Nervoso e lendo todo o discurso, Aécio se agarrou aos argumentos do ministro do Supremo Tribunal Federal (STF), Marco Aurélio Mello, que o liberou para voltar ao Senado, repetindo vários trechos de sua decisão. O Aécio campeão de citações na Operação Lava Jato parece ter sentido, durante seu afastamento, a nostalgia do antigo Aécio, neto de Tancredo Neves e com carreira política promissora. Ele fez questão de lembrar o início de sua trajetória, como a campanha pelas eleições diretas em 1984, a Constituinte de 1988, os anos como deputado federal e aliado poderoso do governo FHC, e seus dois mandatos como governador de Minas.

“Sempre atuei na defesa do interesse público, na preservação do patrimônio dos brasileiros, na correção de injustiças que impedem o Brasil de alcançar a condição a que tem direito. Apresentei e relatei inúmeros projetos que buscavam e buscam dar mais transparência e controle às ações públicas para protegê-las da predação por interesses espúrios”, completou.
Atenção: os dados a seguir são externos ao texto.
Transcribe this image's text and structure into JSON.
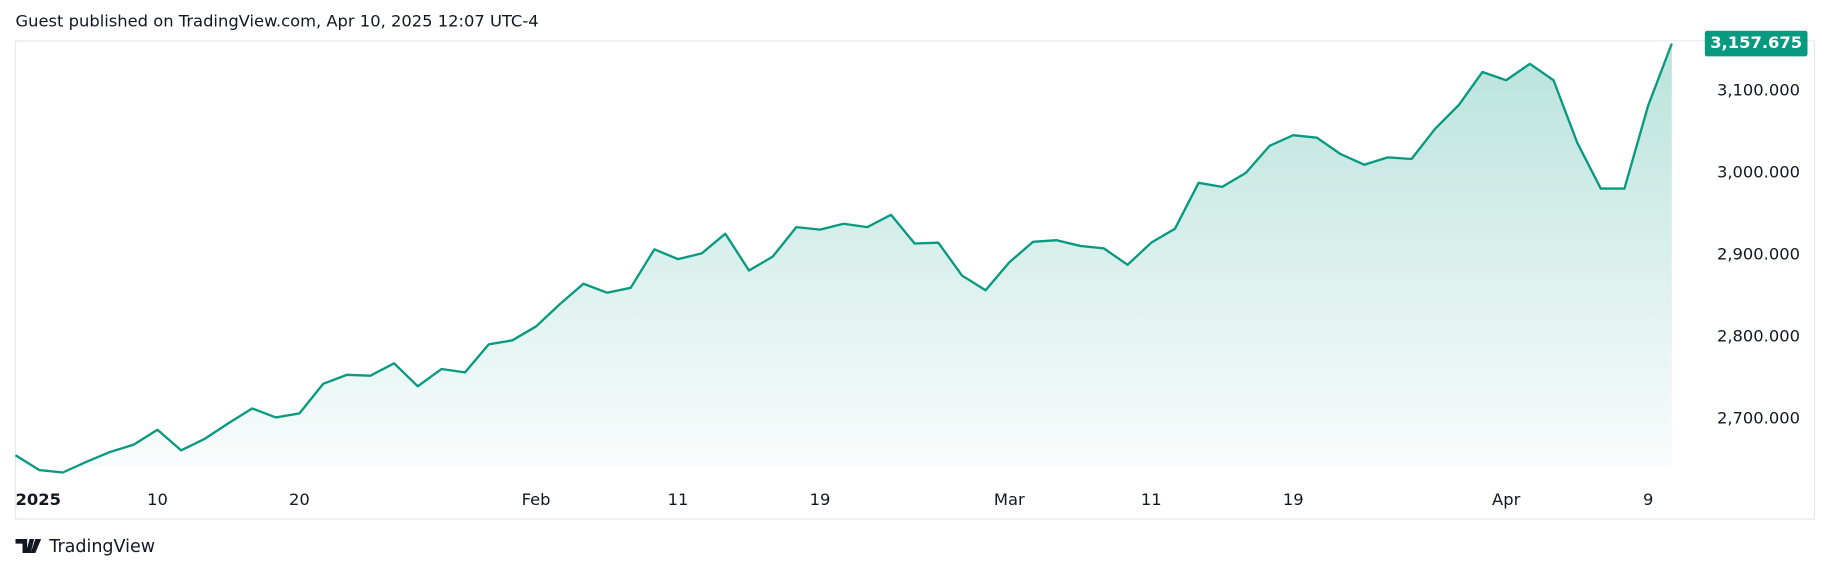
{
  "header": {
    "text": "Guest published on TradingView.com, Apr 10, 2025 12:07 UTC-4"
  },
  "footer": {
    "brand": "TradingView"
  },
  "chart_data": {
    "type": "area",
    "color": "#089981",
    "x": [
      0,
      1,
      2,
      3,
      4,
      5,
      6,
      7,
      8,
      9,
      10,
      11,
      12,
      13,
      14,
      15,
      16,
      17,
      18,
      19,
      20,
      21,
      22,
      23,
      24,
      25,
      26,
      27,
      28,
      29,
      30,
      31,
      32,
      33,
      34,
      35,
      36,
      37,
      38,
      39,
      40,
      41,
      42,
      43,
      44,
      45,
      46,
      47,
      48,
      49,
      50,
      51,
      52,
      53,
      54,
      55,
      56,
      57,
      58,
      59,
      60,
      61,
      62,
      63,
      64,
      65,
      66,
      67,
      68,
      69,
      70
    ],
    "values": [
      2656,
      2638,
      2635,
      2648,
      2660,
      2669,
      2687,
      2662,
      2676,
      2695,
      2713,
      2702,
      2707,
      2743,
      2754,
      2753,
      2768,
      2740,
      2761,
      2757,
      2791,
      2796,
      2813,
      2840,
      2865,
      2854,
      2860,
      2907,
      2895,
      2902,
      2926,
      2881,
      2898,
      2934,
      2931,
      2938,
      2934,
      2949,
      2914,
      2915,
      2875,
      2857,
      2891,
      2916,
      2918,
      2911,
      2908,
      2888,
      2915,
      2932,
      2988,
      2983,
      3000,
      3033,
      3046,
      3043,
      3023,
      3010,
      3019,
      3017,
      3054,
      3083,
      3123,
      3113,
      3133,
      3113,
      3037,
      2981,
      2981,
      3082,
      3157.675
    ],
    "last_value_label": "3,157.675",
    "xlim": [
      0,
      71.1
    ],
    "xticks": [
      {
        "value": 0,
        "label": "2025"
      },
      {
        "value": 6,
        "label": "10"
      },
      {
        "value": 12,
        "label": "20"
      },
      {
        "value": 22,
        "label": "Feb"
      },
      {
        "value": 28,
        "label": "11"
      },
      {
        "value": 34,
        "label": "19"
      },
      {
        "value": 42,
        "label": "Mar"
      },
      {
        "value": 48,
        "label": "11"
      },
      {
        "value": 54,
        "label": "19"
      },
      {
        "value": 63,
        "label": "Apr"
      },
      {
        "value": 69,
        "label": "9"
      }
    ],
    "ylim": [
      2625,
      3161
    ],
    "yticks": [
      {
        "value": 2700,
        "label": "2,700.000"
      },
      {
        "value": 2800,
        "label": "2,800.000"
      },
      {
        "value": 2900,
        "label": "2,900.000"
      },
      {
        "value": 3000,
        "label": "3,000.000"
      },
      {
        "value": 3100,
        "label": "3,100.000"
      }
    ]
  }
}
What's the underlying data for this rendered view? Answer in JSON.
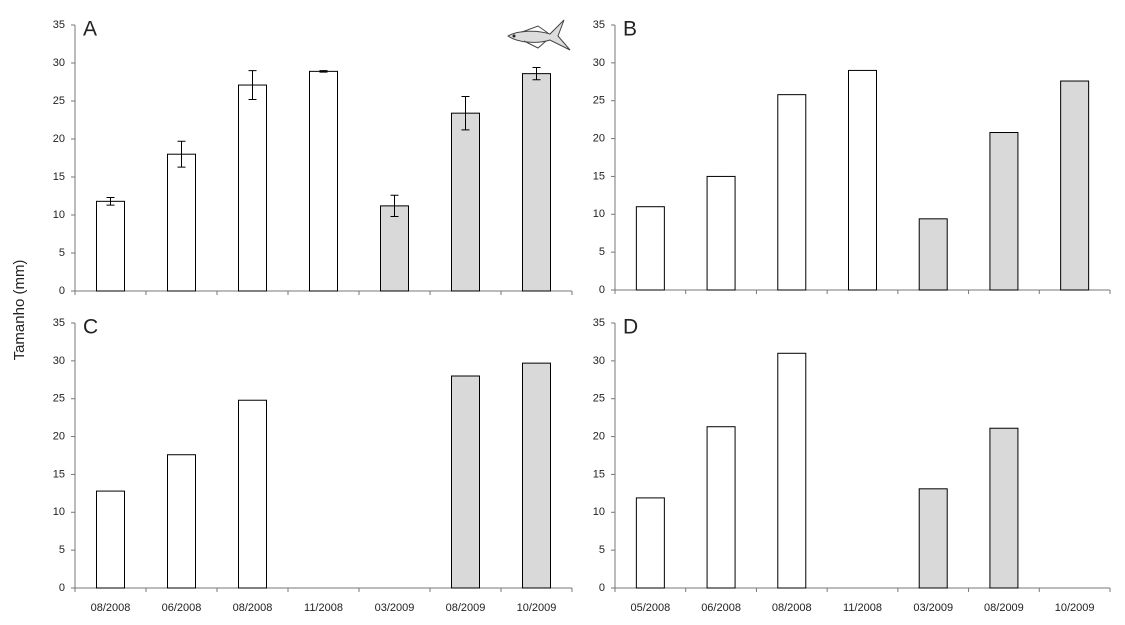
{
  "chart_data": [
    {
      "type": "bar",
      "panel": "A",
      "ylabel": "Tamanho (mm)",
      "categories": [
        null,
        null,
        null,
        null,
        null,
        null,
        null
      ],
      "values": [
        11.8,
        18,
        27.1,
        28.9,
        11.2,
        23.4,
        28.6
      ],
      "errors": [
        0.5,
        1.7,
        1.9,
        0.1,
        1.4,
        2.2,
        0.8
      ],
      "colors": [
        "#ffffff",
        "#ffffff",
        "#ffffff",
        "#ffffff",
        "#d9d9d9",
        "#d9d9d9",
        "#d9d9d9"
      ],
      "ylim": [
        0,
        35
      ],
      "yticks": [
        0,
        5,
        10,
        15,
        20,
        25,
        30,
        35
      ]
    },
    {
      "type": "bar",
      "panel": "B",
      "categories": [
        null,
        null,
        null,
        null,
        null,
        null,
        null
      ],
      "values": [
        11,
        15,
        25.8,
        29,
        9.4,
        20.8,
        27.6
      ],
      "colors": [
        "#ffffff",
        "#ffffff",
        "#ffffff",
        "#ffffff",
        "#d9d9d9",
        "#d9d9d9",
        "#d9d9d9"
      ],
      "ylim": [
        0,
        35
      ],
      "yticks": [
        0,
        5,
        10,
        15,
        20,
        25,
        30,
        35
      ]
    },
    {
      "type": "bar",
      "panel": "C",
      "categories": [
        "08/2008",
        "06/2008",
        "08/2008",
        "11/2008",
        "03/2009",
        "08/2009",
        "10/2009"
      ],
      "values": [
        12.8,
        17.6,
        24.8,
        null,
        null,
        28,
        29.7
      ],
      "colors": [
        "#ffffff",
        "#ffffff",
        "#ffffff",
        "#ffffff",
        "#d9d9d9",
        "#d9d9d9",
        "#d9d9d9"
      ],
      "ylim": [
        0,
        35
      ],
      "yticks": [
        0,
        5,
        10,
        15,
        20,
        25,
        30,
        35
      ]
    },
    {
      "type": "bar",
      "panel": "D",
      "categories": [
        "05/2008",
        "06/2008",
        "08/2008",
        "11/2008",
        "03/2009",
        "08/2009",
        "10/2009"
      ],
      "values": [
        11.9,
        21.3,
        31,
        null,
        13.1,
        21.1,
        null
      ],
      "colors": [
        "#ffffff",
        "#ffffff",
        "#ffffff",
        "#ffffff",
        "#d9d9d9",
        "#d9d9d9",
        "#d9d9d9"
      ],
      "ylim": [
        0,
        35
      ],
      "yticks": [
        0,
        5,
        10,
        15,
        20,
        25,
        30,
        35
      ]
    }
  ]
}
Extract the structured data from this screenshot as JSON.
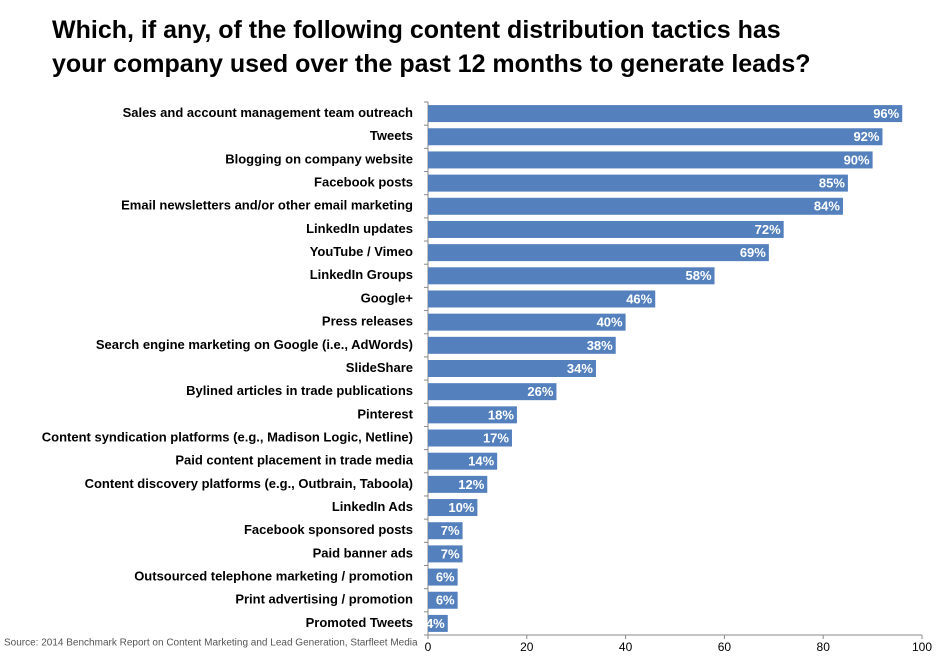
{
  "chart_data": {
    "type": "bar",
    "orientation": "horizontal",
    "title_lines": [
      "Which, if any, of the following content distribution tactics has",
      "your company used over the past 12 months to generate leads?"
    ],
    "categories": [
      "Sales and account management team outreach",
      "Tweets",
      "Blogging on company website",
      "Facebook posts",
      "Email newsletters and/or other email marketing",
      "LinkedIn updates",
      "YouTube / Vimeo",
      "LinkedIn Groups",
      "Google+",
      "Press releases",
      "Search engine marketing on Google (i.e., AdWords)",
      "SlideShare",
      "Bylined articles in trade publications",
      "Pinterest",
      "Content syndication platforms (e.g., Madison Logic, Netline)",
      "Paid content placement in trade media",
      "Content discovery platforms (e.g., Outbrain, Taboola)",
      "LinkedIn Ads",
      "Facebook sponsored posts",
      "Paid banner ads",
      "Outsourced telephone marketing / promotion",
      "Print advertising / promotion",
      "Promoted Tweets"
    ],
    "values": [
      96,
      92,
      90,
      85,
      84,
      72,
      69,
      58,
      46,
      40,
      38,
      34,
      26,
      18,
      17,
      14,
      12,
      10,
      7,
      7,
      6,
      6,
      4
    ],
    "value_labels": [
      "96%",
      "92%",
      "90%",
      "85%",
      "84%",
      "72%",
      "69%",
      "58%",
      "46%",
      "40%",
      "38%",
      "34%",
      "26%",
      "18%",
      "17%",
      "14%",
      "12%",
      "10%",
      "7%",
      "7%",
      "6%",
      "6%",
      "4%"
    ],
    "color": "#5480be",
    "xlim": [
      0,
      100
    ],
    "xticks": [
      0,
      20,
      40,
      60,
      80,
      100
    ],
    "source": "Source: 2014 Benchmark Report on Content Marketing and Lead Generation, Starfleet Media"
  }
}
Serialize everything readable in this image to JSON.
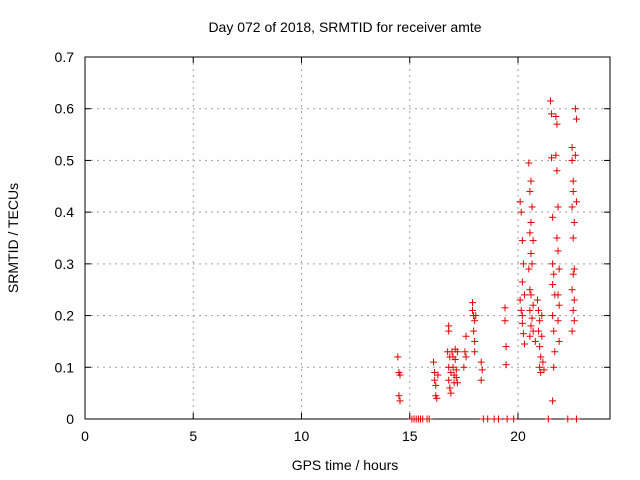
{
  "chart_data": {
    "type": "scatter",
    "title": "Day 072 of 2018, SRMTID for receiver amte",
    "xlabel": "GPS time / hours",
    "ylabel": "SRMTID / TECUs",
    "xlim": [
      0,
      24.25
    ],
    "ylim": [
      0,
      0.7
    ],
    "xticks": [
      0,
      5,
      10,
      15,
      20
    ],
    "yticks": [
      0,
      0.1,
      0.2,
      0.3,
      0.4,
      0.5,
      0.6,
      0.7
    ],
    "ytick_labels": [
      "0",
      "0.1",
      "0.2",
      "0.3",
      "0.4",
      "0.5",
      "0.6",
      "0.7"
    ],
    "grid": true,
    "marker": "+",
    "color": "#e00000",
    "series": [
      {
        "name": "SRMTID",
        "points": [
          [
            14.45,
            0.12
          ],
          [
            14.5,
            0.09
          ],
          [
            14.55,
            0.085
          ],
          [
            14.5,
            0.045
          ],
          [
            14.55,
            0.035
          ],
          [
            15.1,
            0.0
          ],
          [
            15.2,
            0.0
          ],
          [
            15.3,
            0.0
          ],
          [
            15.4,
            0.0
          ],
          [
            15.5,
            0.0
          ],
          [
            15.6,
            0.0
          ],
          [
            15.8,
            0.0
          ],
          [
            15.9,
            0.0
          ],
          [
            16.1,
            0.11
          ],
          [
            16.15,
            0.09
          ],
          [
            16.15,
            0.075
          ],
          [
            16.2,
            0.065
          ],
          [
            16.2,
            0.045
          ],
          [
            16.25,
            0.04
          ],
          [
            16.3,
            0.085
          ],
          [
            16.8,
            0.18
          ],
          [
            16.8,
            0.17
          ],
          [
            16.75,
            0.13
          ],
          [
            16.85,
            0.12
          ],
          [
            16.8,
            0.1
          ],
          [
            16.9,
            0.09
          ],
          [
            16.8,
            0.075
          ],
          [
            16.85,
            0.06
          ],
          [
            16.9,
            0.05
          ],
          [
            16.95,
            0.13
          ],
          [
            17.0,
            0.12
          ],
          [
            17.0,
            0.1
          ],
          [
            17.05,
            0.085
          ],
          [
            17.05,
            0.07
          ],
          [
            17.1,
            0.135
          ],
          [
            17.1,
            0.115
          ],
          [
            17.15,
            0.095
          ],
          [
            17.15,
            0.08
          ],
          [
            17.2,
            0.07
          ],
          [
            17.2,
            0.13
          ],
          [
            17.5,
            0.1
          ],
          [
            17.55,
            0.13
          ],
          [
            17.6,
            0.16
          ],
          [
            17.6,
            0.12
          ],
          [
            17.9,
            0.225
          ],
          [
            17.9,
            0.21
          ],
          [
            17.95,
            0.2
          ],
          [
            18.0,
            0.19
          ],
          [
            17.95,
            0.17
          ],
          [
            18.0,
            0.15
          ],
          [
            18.0,
            0.13
          ],
          [
            18.05,
            0.2
          ],
          [
            18.3,
            0.11
          ],
          [
            18.35,
            0.095
          ],
          [
            18.3,
            0.075
          ],
          [
            18.4,
            0.0
          ],
          [
            18.6,
            0.0
          ],
          [
            18.9,
            0.0
          ],
          [
            19.1,
            0.0
          ],
          [
            19.5,
            0.0
          ],
          [
            19.8,
            0.0
          ],
          [
            19.4,
            0.215
          ],
          [
            19.4,
            0.19
          ],
          [
            19.45,
            0.14
          ],
          [
            19.45,
            0.105
          ],
          [
            20.1,
            0.42
          ],
          [
            20.15,
            0.4
          ],
          [
            20.2,
            0.345
          ],
          [
            20.25,
            0.3
          ],
          [
            20.2,
            0.265
          ],
          [
            20.1,
            0.23
          ],
          [
            20.15,
            0.21
          ],
          [
            20.2,
            0.2
          ],
          [
            20.2,
            0.185
          ],
          [
            20.25,
            0.165
          ],
          [
            20.3,
            0.24
          ],
          [
            20.3,
            0.145
          ],
          [
            20.5,
            0.495
          ],
          [
            20.6,
            0.46
          ],
          [
            20.55,
            0.44
          ],
          [
            20.65,
            0.41
          ],
          [
            20.6,
            0.38
          ],
          [
            20.55,
            0.36
          ],
          [
            20.7,
            0.345
          ],
          [
            20.6,
            0.32
          ],
          [
            20.65,
            0.3
          ],
          [
            20.5,
            0.29
          ],
          [
            20.55,
            0.25
          ],
          [
            20.6,
            0.24
          ],
          [
            20.7,
            0.22
          ],
          [
            20.55,
            0.21
          ],
          [
            20.65,
            0.195
          ],
          [
            20.6,
            0.18
          ],
          [
            20.7,
            0.17
          ],
          [
            20.55,
            0.16
          ],
          [
            20.8,
            0.15
          ],
          [
            20.9,
            0.23
          ],
          [
            20.95,
            0.21
          ],
          [
            21.0,
            0.19
          ],
          [
            20.95,
            0.17
          ],
          [
            21.0,
            0.14
          ],
          [
            21.05,
            0.12
          ],
          [
            21.0,
            0.1
          ],
          [
            21.05,
            0.09
          ],
          [
            21.1,
            0.2
          ],
          [
            21.1,
            0.16
          ],
          [
            21.15,
            0.11
          ],
          [
            21.2,
            0.095
          ],
          [
            21.5,
            0.615
          ],
          [
            21.55,
            0.59
          ],
          [
            21.55,
            0.505
          ],
          [
            21.6,
            0.39
          ],
          [
            21.6,
            0.3
          ],
          [
            21.65,
            0.28
          ],
          [
            21.6,
            0.26
          ],
          [
            21.7,
            0.24
          ],
          [
            21.6,
            0.2
          ],
          [
            21.65,
            0.17
          ],
          [
            21.7,
            0.13
          ],
          [
            21.65,
            0.1
          ],
          [
            21.75,
            0.585
          ],
          [
            21.8,
            0.57
          ],
          [
            21.75,
            0.51
          ],
          [
            21.8,
            0.48
          ],
          [
            21.85,
            0.41
          ],
          [
            21.8,
            0.35
          ],
          [
            21.85,
            0.325
          ],
          [
            21.9,
            0.29
          ],
          [
            21.85,
            0.24
          ],
          [
            21.9,
            0.22
          ],
          [
            21.85,
            0.19
          ],
          [
            21.9,
            0.15
          ],
          [
            21.6,
            0.035
          ],
          [
            22.5,
            0.525
          ],
          [
            22.5,
            0.5
          ],
          [
            22.55,
            0.46
          ],
          [
            22.55,
            0.44
          ],
          [
            22.5,
            0.41
          ],
          [
            22.6,
            0.38
          ],
          [
            22.55,
            0.35
          ],
          [
            22.6,
            0.29
          ],
          [
            22.55,
            0.28
          ],
          [
            22.5,
            0.25
          ],
          [
            22.6,
            0.23
          ],
          [
            22.55,
            0.21
          ],
          [
            22.6,
            0.19
          ],
          [
            22.5,
            0.17
          ],
          [
            22.65,
            0.6
          ],
          [
            22.7,
            0.58
          ],
          [
            22.65,
            0.51
          ],
          [
            22.7,
            0.42
          ],
          [
            21.4,
            0.0
          ],
          [
            22.3,
            0.0
          ],
          [
            22.7,
            0.0
          ]
        ]
      }
    ]
  }
}
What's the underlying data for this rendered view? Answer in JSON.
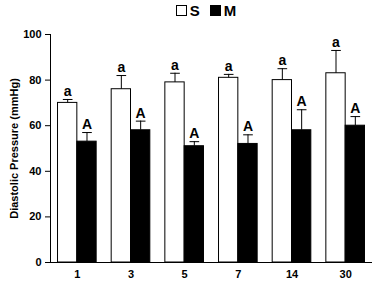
{
  "chart_data": {
    "type": "bar",
    "y_label": "Diastolic Pressure (mmHg)",
    "categories": [
      "1",
      "3",
      "5",
      "7",
      "14",
      "30"
    ],
    "series": [
      {
        "name": "S",
        "color": "#ffffff",
        "values": [
          70,
          76,
          79,
          81,
          80,
          83
        ],
        "errors": [
          1.5,
          6,
          4,
          1.5,
          5,
          10
        ],
        "letters": [
          "a",
          "a",
          "a",
          "a",
          "a",
          "a"
        ]
      },
      {
        "name": "M",
        "color": "#000000",
        "values": [
          53,
          58,
          51,
          52,
          58,
          60
        ],
        "errors": [
          4,
          4,
          2,
          4,
          9,
          4
        ],
        "letters": [
          "A",
          "A",
          "A",
          "A",
          "A",
          "A"
        ]
      }
    ],
    "ylim": [
      0,
      100
    ],
    "yticks": [
      0,
      20,
      40,
      60,
      80,
      100
    ],
    "legend": "top"
  }
}
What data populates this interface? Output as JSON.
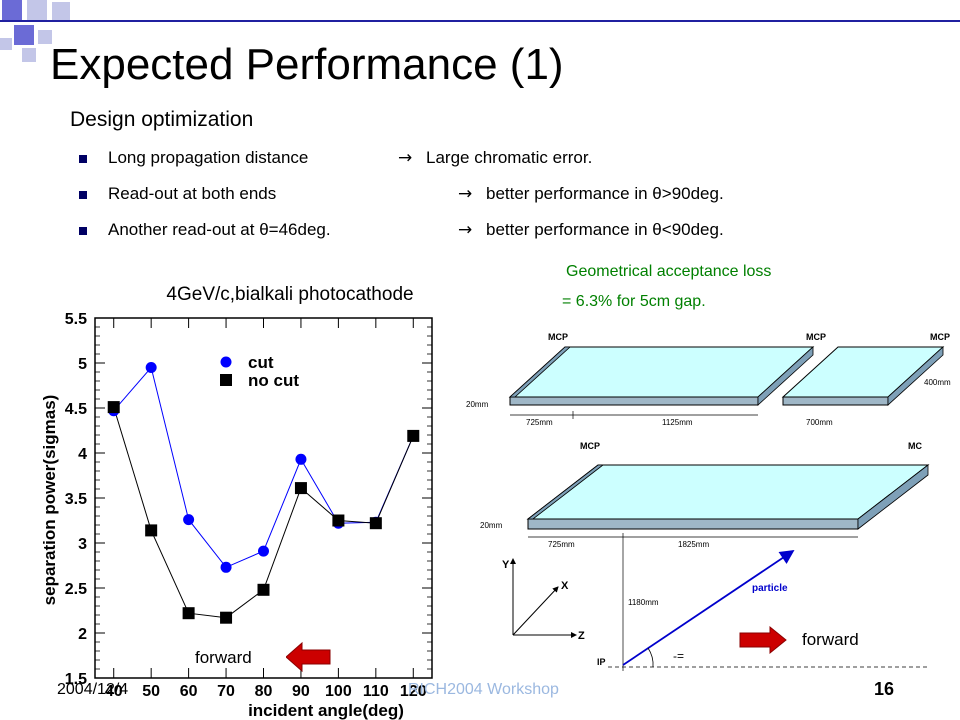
{
  "slide": {
    "title": "Expected Performance (1)",
    "subtitle": "Design optimization",
    "bullets": [
      {
        "left": "Long propagation distance",
        "arrow": "→",
        "right": "Large chromatic error."
      },
      {
        "left": "Read-out at both ends",
        "arrow": "→",
        "right": "better performance in θ>90deg."
      },
      {
        "left": "Another read-out at θ=46deg.",
        "arrow": "→",
        "right": "better performance in θ<90deg."
      }
    ],
    "acceptance_line1": "Geometrical acceptance loss",
    "acceptance_line2": "= 6.3%  for 5cm gap.",
    "forward_left": "forward",
    "forward_right": "forward",
    "footer_date": "2004/12/4",
    "footer_center": "RICH2004 Workshop",
    "page_number": "16"
  },
  "colors": {
    "accent_blue": "#0000cc",
    "green_text": "#008000",
    "arrow_red": "#cc0000",
    "bar_fill": "#ccffff"
  },
  "diagram": {
    "mcp": "MCP",
    "mcp_cut": "MC",
    "d20mm": "20mm",
    "d725": "725mm",
    "d1125": "1125mm",
    "d700": "700mm",
    "d400": "400mm",
    "d1825": "1825mm",
    "d1180": "1180mm",
    "axis_y": "Y",
    "axis_x": "X",
    "axis_z": "Z",
    "ip": "IP",
    "particle": "particle"
  },
  "chart_data": {
    "type": "scatter",
    "title": "4GeV/c,bialkali photocathode",
    "xlabel": "incident angle(deg)",
    "ylabel": "separation power(sigmas)",
    "xlim": [
      35,
      125
    ],
    "ylim": [
      1.5,
      5.5
    ],
    "x_ticks": [
      40,
      50,
      60,
      70,
      80,
      90,
      100,
      110,
      120
    ],
    "y_ticks": [
      1.5,
      2,
      2.5,
      3,
      3.5,
      4,
      4.5,
      5,
      5.5
    ],
    "x": [
      40,
      50,
      60,
      70,
      80,
      90,
      100,
      110,
      120
    ],
    "series": [
      {
        "name": "cut",
        "marker": "circle",
        "color": "#0000ff",
        "values": [
          4.47,
          4.95,
          3.26,
          2.73,
          2.91,
          3.93,
          3.22,
          3.23,
          4.19
        ]
      },
      {
        "name": "no cut",
        "marker": "square",
        "color": "#000000",
        "values": [
          4.51,
          3.14,
          2.22,
          2.17,
          2.48,
          3.61,
          3.25,
          3.22,
          4.19
        ]
      }
    ],
    "legend_position": "top-right"
  }
}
Uma servidora da limpeza do Senado, que já andou faxinando o gabinete do senador mineiro, chegou a elogiar a simpatia do Aécio, mas vaticinou: “Um acoberta o outro. É por isso que se chama ‘casa política’”, disse, quando perguntei o que achava da volta do senador. Terceirizada há 18 anos, ela levou o calote de duas empresas contratadas pelo Senado que não pagaram a sua rescisão trabalhista, e ao falar novamente de Aécio lembrou de Tancredo Neves. “Neto de quem é, né?! Porque o vô dele foi um grande homem”, completou.

Ao concluir o discurso, Aécio ainda teve a cara de pau de se solidarizar com os milhões de desempregados pela crise que ele mesmo ajudou a agravar, levando o país para o buraco com o boicote ao governo Dilma e o golpe que a tirou do cargo. No fim, sem ter o que falar, resolveu apelar para a “defesa” dos beneficiários do Bolsa Família, que tiveram o seu reajuste cortado por Temer. Sugestão dos marqueteiros e “consultores de crise”?

“Aproveito esta tribuna para, de público, apelar ao governo para que reconsidere, se realmente verdadeira for, a decisão de não conceder reajuste ao Bolsa Família. Todo esforço deve ser feito no sentido de garantir o poder aquisitivo desses benefícios e, sempre que possível, prover-lhes ganhos reais. Encerro com a constatação de que as maiores vítimas de toda essa crise por que passa o Brasil, são aqueles brasileiros que menos têm e mais precisam do apoio do Estado. E será sempre –fica, portanto, esta última mensagem– através da política, mas da boa política, feita com tolerância e respeito, que vamos conseguir encontrar um novo e virtuoso caminho para o Brasil e para cada brasileiro”, disse o tucano.